Parmi un lot de six est tiré au sort le plus simple : monter un serveur DHCP. Un ami m’avait prêté son ordinateur, qui allait servir de client pour ma machine, sous Windows 2000 Server. Sachant que l’épreuve durait 20 min, il a fallu que je meuble en expliquant le fonctionnement et tout le volet théorique, car il ne faut pas 20 min pour mettre en place un DHCP et prouver son fonctionnement. Mais en arrivant à la fin des manipulations, catastrophe : le serveur plante et je me retrouve avec un bel écran bleu (ça ne s’invente pas). L’examinateur me prévient : « Vous connaissez très bien votre sujet, mais puisque la démonstration n’a pas pu être finie, vous aurez un petit malus ». 5/20.
Incursion dans la restauration (pas celle des données)

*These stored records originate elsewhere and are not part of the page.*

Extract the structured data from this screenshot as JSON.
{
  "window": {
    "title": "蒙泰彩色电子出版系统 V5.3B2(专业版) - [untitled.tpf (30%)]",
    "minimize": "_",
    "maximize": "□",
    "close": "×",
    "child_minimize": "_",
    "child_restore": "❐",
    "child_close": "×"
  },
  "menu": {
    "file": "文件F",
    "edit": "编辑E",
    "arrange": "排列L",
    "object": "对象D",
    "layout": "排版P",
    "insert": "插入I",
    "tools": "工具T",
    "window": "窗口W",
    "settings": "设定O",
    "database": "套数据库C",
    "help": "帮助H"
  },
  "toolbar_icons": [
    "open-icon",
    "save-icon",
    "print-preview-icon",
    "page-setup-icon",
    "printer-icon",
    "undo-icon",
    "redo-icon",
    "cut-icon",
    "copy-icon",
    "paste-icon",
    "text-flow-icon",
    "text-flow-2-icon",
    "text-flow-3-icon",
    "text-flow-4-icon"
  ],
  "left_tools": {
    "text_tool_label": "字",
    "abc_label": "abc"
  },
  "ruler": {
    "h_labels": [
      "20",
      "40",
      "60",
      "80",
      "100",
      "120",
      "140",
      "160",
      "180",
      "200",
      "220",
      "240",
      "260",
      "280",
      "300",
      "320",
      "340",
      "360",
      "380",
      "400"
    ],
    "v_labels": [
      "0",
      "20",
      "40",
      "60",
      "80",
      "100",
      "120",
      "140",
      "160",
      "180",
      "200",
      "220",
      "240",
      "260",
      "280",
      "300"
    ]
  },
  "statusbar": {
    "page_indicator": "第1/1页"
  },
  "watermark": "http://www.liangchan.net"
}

Après le BTS, je suis resté un temps dans la clinique pour finaliser les projets en cours. Après quoi, ce fut la période creuse. La bulle Internet avait éclaté, le travail se faisait tout à coup beaucoup plus rare, particulièrement à Avignon et alentours. Petit intermède : on dit bien « à Avignon » et pas « en Avignon », l’expression n’avait cours que lorsque l’on parlait d’Avignon comme un pays, avant la Révolution française.
J’ai été un moment au chômage, avant de basculer dans la restauration. Une période difficile, mais intéressante, notamment parce que je travaillais dans le Palais des Papes et l’Espace Jeanne Laurent, une reconversion de l’ancien réservoir d’eau du Palais. Grande époque, où il fallait notamment mémoriser les « passages secrets » de cet immense édifice.
2001, premiers écrits pour INpact Hardware... et Écosse !
C’est aussi à cette époque, en 2001 et 2002, que j’ai commencé à écrire pour ce qui était à l’époque INpact Hardware, après une simple prise de contact avec Christophe, alias Teuf. Un site de passionnés pour lequel j’ai rédigé des articles parlant surtout de logiciels et de systèmes d’exploitation. Il n’était bien sûr pas question de salaire : il n’y avait pas encore d’entreprise derrière et nous le faisions sur notre temps libre, par plaisir.
En 2003, changement soudain. Un ami me propose de l’accompagner, avec un autre, à Edinburgh. Il y avait déjà passé deux ans et souhaitait y aller une année supplémentaire. J’ai sauté sur l’occasion. L’année fut pleine d’aventures, entre l’immersion dans la culture écossaise, la découverte d’une ville où il fait très bon vivre, la galère pour se nourrir correctement (les Écossais ont tendance à tout passer à la friteuse) et une inscription dans une boite d’intérim qui me fera surtout faire du nettoyage.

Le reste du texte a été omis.